The conversion of CAFs from normal fibroblasts can occur in many ways. One method involves cancer cells reprogramming resident tissue fibroblasts to become CAFs, using small non-coding RNA molecules known as microRNAs or miRNAs (such as miR-31 and miR-214).
Reactive oxygen species (ROS) also promote the conversion of fibroblasts into highly migrating myofibroblasts via the accumulation of the hypoxia-inducible factor-1α (HIF-1α) transcription factor and the CXCL12 chemokine.
Finally, bone marrow-derived mesenchymal stem cells (BM-MSCs) can alter secreted transforming growth factor-β1 (TGF-β1), which promotes the formation of CAFs from fibroblasts.
Hematopoietic stem cells (HSCs) normally differentiate into several cell types from the myeloid and lymphoid lineage, including monocytes, erythrocytes, neutrophils, natural killer cells, and plasma cells. Alteration of differentiation factors can cause HSCs to differentiate into CAFs instead of normal HSC derived cells.
P53 and cancer-associated fibroblast generation
P53 is a tumor suppressor that blocks cell proliferation by causing the transcription of growth inhibitory genes (e.g. p21), but it can also tag a cell for apoptosis in the event of excessive DNA damage by causing the transcription of pro-apoptotic genes (e.g. Bax, Puma, Noxa).
Past studies have discovered that the expression and activity of p53 are decreased in CAFs. The loss of p53 allows the fibroblasts to overcome senescence, enhances expression of CAF effectors, and promotes stromal and cancer cell expansion. These changes show that p53 acts to protect against the formation of CAFs.
More recent research has discovered that the conversion of normal fibroblasts into CAFs involves the alteration of p53 from tumor-suppressive actions to tumor-supportive actions. The transcription targets of the CAF p53 are changed so it becomes a positive regulator of cancer-promoting genes and proteins.
The CAF p53 also upregulates features involved in tumor cell migration and invasion. This is an interesting discovery as it raises the possibility that tumor progression may involve the conversion of the role of the p53 gene.

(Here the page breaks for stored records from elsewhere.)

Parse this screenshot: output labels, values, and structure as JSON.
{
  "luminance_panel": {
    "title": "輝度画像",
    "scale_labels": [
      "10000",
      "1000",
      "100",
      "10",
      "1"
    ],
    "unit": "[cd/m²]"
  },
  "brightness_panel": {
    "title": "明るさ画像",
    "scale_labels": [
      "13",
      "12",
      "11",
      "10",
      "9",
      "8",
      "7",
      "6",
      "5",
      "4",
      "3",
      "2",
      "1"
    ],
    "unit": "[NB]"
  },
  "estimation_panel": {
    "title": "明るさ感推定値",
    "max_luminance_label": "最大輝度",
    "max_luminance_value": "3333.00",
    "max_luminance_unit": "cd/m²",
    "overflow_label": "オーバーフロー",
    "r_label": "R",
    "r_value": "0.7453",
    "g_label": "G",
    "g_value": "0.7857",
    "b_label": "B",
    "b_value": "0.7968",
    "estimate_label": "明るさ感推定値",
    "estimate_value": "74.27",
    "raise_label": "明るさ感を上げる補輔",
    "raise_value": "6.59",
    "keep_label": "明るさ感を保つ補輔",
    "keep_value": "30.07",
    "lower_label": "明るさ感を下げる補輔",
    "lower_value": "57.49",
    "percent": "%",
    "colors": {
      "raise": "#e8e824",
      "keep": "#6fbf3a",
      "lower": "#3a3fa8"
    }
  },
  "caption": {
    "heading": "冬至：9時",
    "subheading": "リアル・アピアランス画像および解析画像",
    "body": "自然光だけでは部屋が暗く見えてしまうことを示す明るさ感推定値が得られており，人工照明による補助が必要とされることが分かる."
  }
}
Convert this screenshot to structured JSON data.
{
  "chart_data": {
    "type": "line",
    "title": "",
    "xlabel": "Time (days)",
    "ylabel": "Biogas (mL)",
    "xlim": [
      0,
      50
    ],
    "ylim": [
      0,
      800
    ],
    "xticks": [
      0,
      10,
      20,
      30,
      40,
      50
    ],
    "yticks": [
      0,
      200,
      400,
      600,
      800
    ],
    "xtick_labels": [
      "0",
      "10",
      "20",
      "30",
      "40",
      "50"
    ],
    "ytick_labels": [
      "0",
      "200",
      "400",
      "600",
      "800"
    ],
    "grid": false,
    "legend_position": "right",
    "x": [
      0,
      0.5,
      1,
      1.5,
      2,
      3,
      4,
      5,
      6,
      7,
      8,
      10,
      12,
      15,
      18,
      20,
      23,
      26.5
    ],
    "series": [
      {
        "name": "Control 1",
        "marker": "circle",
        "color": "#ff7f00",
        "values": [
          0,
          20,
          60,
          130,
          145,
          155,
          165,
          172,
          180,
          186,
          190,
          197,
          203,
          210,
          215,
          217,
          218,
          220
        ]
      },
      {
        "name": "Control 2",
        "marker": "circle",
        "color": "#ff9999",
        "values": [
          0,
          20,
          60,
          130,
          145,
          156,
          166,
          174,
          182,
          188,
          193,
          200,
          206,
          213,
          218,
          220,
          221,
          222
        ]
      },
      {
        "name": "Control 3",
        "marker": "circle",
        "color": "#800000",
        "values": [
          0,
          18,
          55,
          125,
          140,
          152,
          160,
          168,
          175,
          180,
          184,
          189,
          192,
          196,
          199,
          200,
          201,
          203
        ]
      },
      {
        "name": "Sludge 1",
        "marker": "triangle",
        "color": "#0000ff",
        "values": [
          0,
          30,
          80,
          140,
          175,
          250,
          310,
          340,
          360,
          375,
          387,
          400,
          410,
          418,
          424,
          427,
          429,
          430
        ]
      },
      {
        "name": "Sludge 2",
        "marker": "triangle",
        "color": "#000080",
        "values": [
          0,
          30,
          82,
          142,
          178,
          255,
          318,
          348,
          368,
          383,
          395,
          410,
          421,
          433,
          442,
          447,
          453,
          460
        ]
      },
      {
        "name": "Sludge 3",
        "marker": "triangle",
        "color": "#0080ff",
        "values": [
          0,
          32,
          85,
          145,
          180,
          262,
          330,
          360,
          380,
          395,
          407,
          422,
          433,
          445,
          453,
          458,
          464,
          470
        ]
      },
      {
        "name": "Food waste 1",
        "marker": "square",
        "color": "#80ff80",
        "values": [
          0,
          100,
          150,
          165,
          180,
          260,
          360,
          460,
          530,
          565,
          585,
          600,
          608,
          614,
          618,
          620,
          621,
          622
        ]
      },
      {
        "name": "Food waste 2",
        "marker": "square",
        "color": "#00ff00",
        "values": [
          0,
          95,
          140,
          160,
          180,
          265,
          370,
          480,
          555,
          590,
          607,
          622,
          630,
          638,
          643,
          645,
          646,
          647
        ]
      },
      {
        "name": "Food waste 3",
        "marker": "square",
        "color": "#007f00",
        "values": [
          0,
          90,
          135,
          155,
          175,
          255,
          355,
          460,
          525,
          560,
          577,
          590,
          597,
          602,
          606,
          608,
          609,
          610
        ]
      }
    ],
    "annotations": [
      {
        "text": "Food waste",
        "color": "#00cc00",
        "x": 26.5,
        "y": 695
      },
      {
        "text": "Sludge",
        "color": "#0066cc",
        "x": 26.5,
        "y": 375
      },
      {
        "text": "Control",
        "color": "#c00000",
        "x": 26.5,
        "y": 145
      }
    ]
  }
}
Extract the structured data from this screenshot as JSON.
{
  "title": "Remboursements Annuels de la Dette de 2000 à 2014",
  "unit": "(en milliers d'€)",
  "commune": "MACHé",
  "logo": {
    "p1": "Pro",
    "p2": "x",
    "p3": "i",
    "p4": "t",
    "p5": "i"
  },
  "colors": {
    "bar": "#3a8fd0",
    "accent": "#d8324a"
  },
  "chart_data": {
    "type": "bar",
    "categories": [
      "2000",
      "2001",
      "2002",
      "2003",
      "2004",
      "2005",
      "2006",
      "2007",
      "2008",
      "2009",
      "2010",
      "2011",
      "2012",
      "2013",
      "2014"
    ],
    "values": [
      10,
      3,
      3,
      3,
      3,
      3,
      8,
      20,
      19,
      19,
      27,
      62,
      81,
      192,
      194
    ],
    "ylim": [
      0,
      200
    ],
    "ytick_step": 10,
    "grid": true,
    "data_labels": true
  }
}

CAFs as key components of malignancies
In conclusion, CAFs are a key component of some cancers. Their activity promotes proliferation, invasion, and metastasis of tumors. CAFs can be formed in many ways, which makes researching them a difficult task. P53 normally acts to guard against cancer formation, but it can be repressed or converted to perform tumor supporting actions which can aid in the formation of CAFs.
Acquiring more knowledge about the role and formation of CAFs (but also on the specifics of how p53 contributes to CAF formation) will undoubtedly provide a better understanding of tumor formation and progression. This information could allow for better treatment of tumors in the future.